No one loves a crowd more than Scott Boras, and he got yet another opportunity to regale the assembled media with his pun-laden commentary at the GM Meetings on Wednesday. In addition to advocating for splitting the draft date out from All-Star weekend (agree) and a neutral-site World Series (hardest of disagrees), the super-agent was stumping for his clients. The Cubs are expected to have interest in several of those players, namely Cody Bellinger.
“I think Chicago got the comforts of a full Belli,” Boras quipped, “so they’re gonna have to loosen their belts to keep Bellinger…”
“Our position on the [chances for any specific team] is that Cody’s told me to look at the full gamut of the Major Leagues. Listen to everybody, and he’ll make his decision from there.”
While Boras is not about to give up even the tiniest bit of leverage in these public conversations, it doesn’t seem as though the Cubs really have any sort of advantage here. That tracks with what we heard from Jed Hoyer at the end of the season, especially if the bidding for Bellinger is driven beyond the $150 million range. As noted here in the past, there are some concerns about how well his offensive production will age given his anemic batted-ball data.
At the same time, Bellinger’s success against left-handed pitchers and in two-strike counts means he should remain an above-average hitter even if the power drops off. But is that the kind of player you want to make your primary target in free agency? If the Cubs are going to bite the bullet on a massive contract, they may just want to go all the way and see about signing Shohei Ohtani.
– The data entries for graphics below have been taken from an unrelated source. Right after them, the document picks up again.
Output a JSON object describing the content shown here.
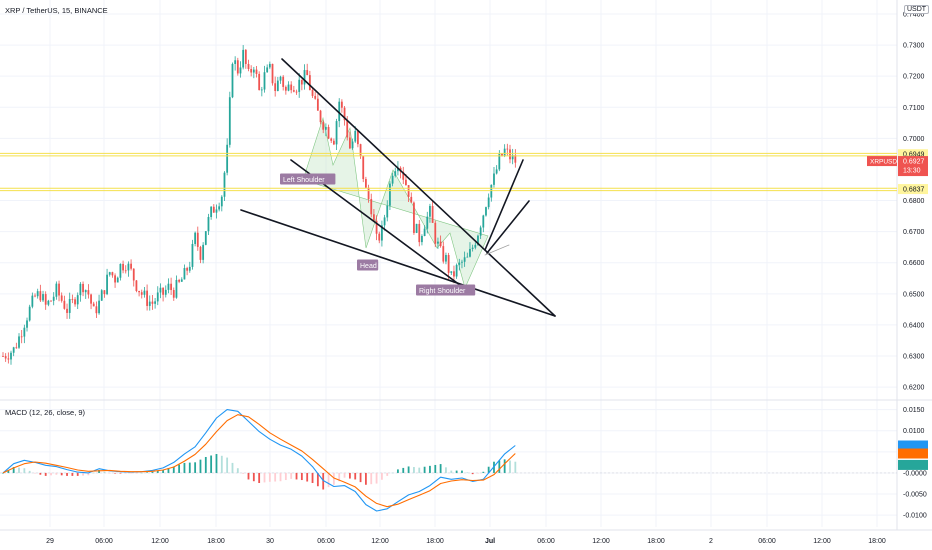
{
  "header": {
    "symbol": "XRP / TetherUS, 15, BINANCE",
    "currency": "USDT",
    "macd_label": "MACD (12, 26, close, 9)"
  },
  "price_axis": {
    "ticks": [
      "0.7400",
      "0.7300",
      "0.7200",
      "0.7100",
      "0.7000",
      "0.6800",
      "0.6700",
      "0.6600",
      "0.6500",
      "0.6400",
      "0.6300",
      "0.6200"
    ],
    "tick_values": [
      0.74,
      0.73,
      0.72,
      0.71,
      0.7,
      0.68,
      0.67,
      0.66,
      0.65,
      0.64,
      0.63,
      0.62
    ],
    "ylim": [
      0.6165,
      0.7445
    ]
  },
  "macd_axis": {
    "ticks": [
      "0.0150",
      "0.0100",
      "0.0050",
      "-0.0000",
      "-0.0050",
      "-0.0100"
    ],
    "tick_values": [
      0.015,
      0.01,
      0.005,
      0,
      -0.005,
      -0.01
    ],
    "ylim": [
      -0.0128,
      0.0168
    ]
  },
  "time_axis": {
    "labels": [
      "29",
      "06:00",
      "12:00",
      "18:00",
      "30",
      "06:00",
      "12:00",
      "18:00",
      "Jul",
      "06:00",
      "12:00",
      "18:00",
      "2",
      "06:00",
      "12:00",
      "18:00"
    ],
    "bold": [
      false,
      false,
      false,
      false,
      false,
      false,
      false,
      false,
      true,
      false,
      false,
      false,
      false,
      false,
      false,
      false
    ]
  },
  "price_tags": {
    "upper_level": "0.6949",
    "current_symbol": "XRPUSDT",
    "current_price": "0.6927",
    "countdown": "13:30",
    "lower_level": "0.6837"
  },
  "pattern_labels": {
    "left": "Left Shoulder",
    "head": "Head",
    "right": "Right Shoulder"
  },
  "colors": {
    "up": "#26a69a",
    "down": "#ef5350",
    "macd_line": "#2196f3",
    "signal_line": "#ff6d00",
    "level_line": "#f4e04d",
    "current_tag": "#ef5350",
    "level_tag": "#fff59d",
    "pattern_fill": "#c8e6c9",
    "pattern_label_bg": "#9c7ba3"
  },
  "chart_data": [
    {
      "type": "candlestick",
      "title": "XRP / TetherUS, 15, BINANCE",
      "x_labels": [
        "29",
        "06:00",
        "12:00",
        "18:00",
        "30",
        "06:00",
        "12:00",
        "18:00",
        "Jul",
        "06:00",
        "12:00",
        "18:00",
        "2",
        "06:00",
        "12:00",
        "18:00"
      ],
      "close_path": [
        [
          0,
          0.63
        ],
        [
          2,
          0.631
        ],
        [
          4,
          0.632
        ],
        [
          6,
          0.636
        ],
        [
          8,
          0.641
        ],
        [
          10,
          0.645
        ],
        [
          12,
          0.649
        ],
        [
          14,
          0.65
        ],
        [
          16,
          0.646
        ],
        [
          18,
          0.648
        ],
        [
          20,
          0.651
        ],
        [
          22,
          0.648
        ],
        [
          24,
          0.645
        ],
        [
          26,
          0.647
        ],
        [
          28,
          0.651
        ],
        [
          30,
          0.653
        ],
        [
          32,
          0.65
        ],
        [
          34,
          0.644
        ],
        [
          36,
          0.647
        ],
        [
          38,
          0.652
        ],
        [
          40,
          0.657
        ],
        [
          42,
          0.655
        ],
        [
          44,
          0.659
        ],
        [
          46,
          0.66
        ],
        [
          48,
          0.657
        ],
        [
          50,
          0.653
        ],
        [
          52,
          0.65
        ],
        [
          54,
          0.648
        ],
        [
          56,
          0.647
        ],
        [
          58,
          0.649
        ],
        [
          60,
          0.65
        ],
        [
          62,
          0.652
        ],
        [
          64,
          0.651
        ],
        [
          66,
          0.653
        ],
        [
          68,
          0.656
        ],
        [
          70,
          0.66
        ],
        [
          72,
          0.668
        ],
        [
          74,
          0.663
        ],
        [
          76,
          0.671
        ],
        [
          78,
          0.676
        ],
        [
          80,
          0.679
        ],
        [
          82,
          0.682
        ],
        [
          84,
          0.696
        ],
        [
          86,
          0.726
        ],
        [
          88,
          0.722
        ],
        [
          90,
          0.727
        ],
        [
          92,
          0.72
        ],
        [
          94,
          0.724
        ],
        [
          96,
          0.715
        ],
        [
          98,
          0.72
        ],
        [
          100,
          0.722
        ],
        [
          102,
          0.716
        ],
        [
          104,
          0.72
        ],
        [
          106,
          0.715
        ],
        [
          108,
          0.718
        ],
        [
          110,
          0.717
        ],
        [
          112,
          0.719
        ],
        [
          114,
          0.72
        ],
        [
          116,
          0.713
        ],
        [
          118,
          0.708
        ],
        [
          120,
          0.705
        ],
        [
          122,
          0.702
        ],
        [
          124,
          0.7
        ],
        [
          126,
          0.712
        ],
        [
          128,
          0.706
        ],
        [
          130,
          0.697
        ],
        [
          132,
          0.701
        ],
        [
          134,
          0.693
        ],
        [
          136,
          0.683
        ],
        [
          138,
          0.678
        ],
        [
          140,
          0.667
        ],
        [
          142,
          0.67
        ],
        [
          144,
          0.68
        ],
        [
          146,
          0.69
        ],
        [
          148,
          0.693
        ],
        [
          150,
          0.688
        ],
        [
          152,
          0.683
        ],
        [
          154,
          0.672
        ],
        [
          156,
          0.668
        ],
        [
          158,
          0.673
        ],
        [
          160,
          0.676
        ],
        [
          162,
          0.668
        ],
        [
          164,
          0.663
        ],
        [
          166,
          0.661
        ],
        [
          168,
          0.655
        ],
        [
          170,
          0.658
        ],
        [
          172,
          0.66
        ],
        [
          174,
          0.661
        ],
        [
          176,
          0.665
        ],
        [
          178,
          0.67
        ],
        [
          180,
          0.676
        ],
        [
          182,
          0.683
        ],
        [
          184,
          0.687
        ],
        [
          186,
          0.693
        ],
        [
          188,
          0.696
        ],
        [
          190,
          0.694
        ],
        [
          192,
          0.6927
        ]
      ],
      "price_levels": [
        0.6949,
        0.6837
      ],
      "current_price": 0.6927
    },
    {
      "type": "line",
      "title": "MACD (12, 26, close, 9)",
      "series": [
        {
          "name": "",
          "color": "#2196f3",
          "values": [
            [
              0,
              0.0
            ],
            [
              4,
              0.0022
            ],
            [
              8,
              0.003
            ],
            [
              12,
              0.0025
            ],
            [
              16,
              0.0018
            ],
            [
              20,
              0.0015
            ],
            [
              24,
              0.0008
            ],
            [
              28,
              0.0002
            ],
            [
              32,
              0.0
            ],
            [
              36,
              0.001
            ],
            [
              40,
              0.0005
            ],
            [
              44,
              0.0003
            ],
            [
              48,
              0.0002
            ],
            [
              52,
              0.0003
            ],
            [
              56,
              0.0006
            ],
            [
              60,
              0.0012
            ],
            [
              64,
              0.0025
            ],
            [
              68,
              0.0045
            ],
            [
              72,
              0.0062
            ],
            [
              76,
              0.0095
            ],
            [
              80,
              0.013
            ],
            [
              84,
              0.015
            ],
            [
              88,
              0.0146
            ],
            [
              92,
              0.0122
            ],
            [
              96,
              0.0098
            ],
            [
              100,
              0.008
            ],
            [
              104,
              0.0066
            ],
            [
              108,
              0.0056
            ],
            [
              112,
              0.004
            ],
            [
              116,
              0.0015
            ],
            [
              120,
              -0.0018
            ],
            [
              124,
              -0.0032
            ],
            [
              128,
              -0.003
            ],
            [
              132,
              -0.0044
            ],
            [
              136,
              -0.0075
            ],
            [
              140,
              -0.009
            ],
            [
              144,
              -0.0085
            ],
            [
              148,
              -0.0068
            ],
            [
              152,
              -0.0052
            ],
            [
              156,
              -0.0044
            ],
            [
              160,
              -0.003
            ],
            [
              164,
              -0.001
            ],
            [
              168,
              -0.0015
            ],
            [
              172,
              -0.0012
            ],
            [
              176,
              -0.002
            ],
            [
              180,
              -0.0015
            ],
            [
              184,
              0.0015
            ],
            [
              188,
              0.0045
            ],
            [
              192,
              0.0065
            ]
          ]
        },
        {
          "name": "",
          "color": "#ff6d00",
          "values": [
            [
              0,
              0.0
            ],
            [
              4,
              0.0012
            ],
            [
              8,
              0.0022
            ],
            [
              12,
              0.0026
            ],
            [
              16,
              0.0023
            ],
            [
              20,
              0.0018
            ],
            [
              24,
              0.0013
            ],
            [
              28,
              0.0007
            ],
            [
              32,
              0.0004
            ],
            [
              36,
              0.0005
            ],
            [
              40,
              0.0006
            ],
            [
              44,
              0.0004
            ],
            [
              48,
              0.0003
            ],
            [
              52,
              0.0003
            ],
            [
              56,
              0.0004
            ],
            [
              60,
              0.0007
            ],
            [
              64,
              0.0014
            ],
            [
              68,
              0.0028
            ],
            [
              72,
              0.0044
            ],
            [
              76,
              0.0068
            ],
            [
              80,
              0.0098
            ],
            [
              84,
              0.0124
            ],
            [
              88,
              0.0138
            ],
            [
              92,
              0.0133
            ],
            [
              96,
              0.0115
            ],
            [
              100,
              0.0095
            ],
            [
              104,
              0.008
            ],
            [
              108,
              0.0066
            ],
            [
              112,
              0.0052
            ],
            [
              116,
              0.0032
            ],
            [
              120,
              0.001
            ],
            [
              124,
              -0.0012
            ],
            [
              128,
              -0.0022
            ],
            [
              132,
              -0.0033
            ],
            [
              136,
              -0.0055
            ],
            [
              140,
              -0.0072
            ],
            [
              144,
              -0.008
            ],
            [
              148,
              -0.0074
            ],
            [
              152,
              -0.0063
            ],
            [
              156,
              -0.0053
            ],
            [
              160,
              -0.0042
            ],
            [
              164,
              -0.0025
            ],
            [
              168,
              -0.0019
            ],
            [
              172,
              -0.0016
            ],
            [
              176,
              -0.0018
            ],
            [
              180,
              -0.0017
            ],
            [
              184,
              -0.0004
            ],
            [
              188,
              0.0022
            ],
            [
              192,
              0.0046
            ]
          ]
        }
      ],
      "histogram": "macd - signal"
    }
  ]
}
Though he’s not a Boras client and thus was not included among the scripted dad jokes, Bob Nightengale reported Tuesday that “several GMs [are] saying that the Cubs may be the most aggressive team for his services.” Skepticism abounds due to the team’s stated aversion to deals stretching beyond 5-6 years and Ohtani’s presumed geographical preference, but there is logic to support a serious pursuit.
More realistic targets are plentify via both free agency and trade, so Jed Hoyer is going to be having conversations about several players who are currently under contract with other teams. Whether or not all his big dick energy from the Craig Counsell deal will be off-putting to other teams is an open question, but it’s reasonable to believe at least one potential trade partner will be treading lightly.
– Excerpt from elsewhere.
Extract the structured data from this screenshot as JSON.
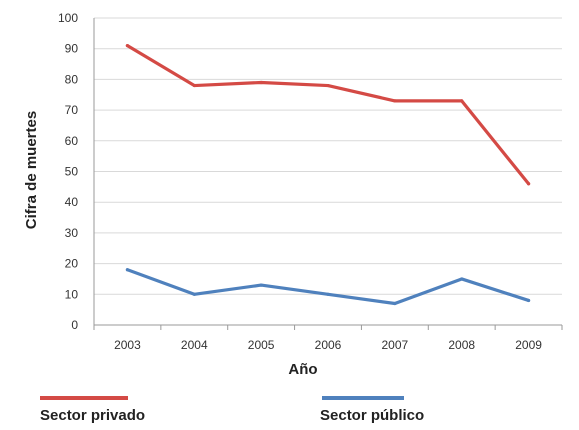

Even with new leadership in place on the baseball ops side, the Mets may still be a little scared of the Cubs. They could also be more than a little spiteful after Hoyer signed their preferred manager and retained Dan Kantrovitz, who the Mets were reportedly eyeing for their front office. Emotion shouldn’t rule decisions, but that doesn’t mean pragmatism always wins out.
Pete Alonso has been the subject of rumors regarding a potential trade fit with the Cubs, and the whispers could get louder if the Mets aren’t able to extend their slugger. David Stearns was clear in his introductory press conference that keeping Alonso beyond this year is a priority, so pay attention to what happens there.
“When it comes to the Polar Bear, we’re not in contract hibernation,” Boras said.
Then we turn to Juan Soto, who looked like such a sure thing to be traded that the Padres had to start floating reports that they planned to hold onto him until the deadline next summer. Those came curiously soon after a report that the team had secured a $50 million loan to help cover payroll, and that was with Soto earning much less than he will in his final year of arbitration.
The Cubs are expected to be involved in any potential negotiations for the lefty-batting slugger with impeccable plate approach, even with the near certainty that he won’t ink an extension. Between his projected $30+ million salary, the limited control, and San Diego’s need to cut costs, it shouldn’t take a huge prospect haul to acquire him.
Not wanting to burn any bridges by worsening the Padres’ unenviable bargaining position, Boras leaned into the idea that a trade is anything but fait accompli.
“Met with the Padres, they laid out their plan for next year, which obviously included a lineup that definitely includes Juan Soto,” the agent said with as much sincerity as he could muster. “He’s their one .900 OPS player, and they’re looking for more left-handed bats rather than less.”
Though there’s really nothing to take away from this other than pure cornball entertainment from the quotes, I have always viewed Scott Boras Day as the unofficial start of the offseason. I mean, the guy wields so much power in free agency every year that he can effectively direct the flow of the winter at his whim. Perhaps that’s a little melodramatic, and I know it irks a lot of folks, but how Boras conducts business really does dictate a lot of what we’ll see even with players he doesn’t represent.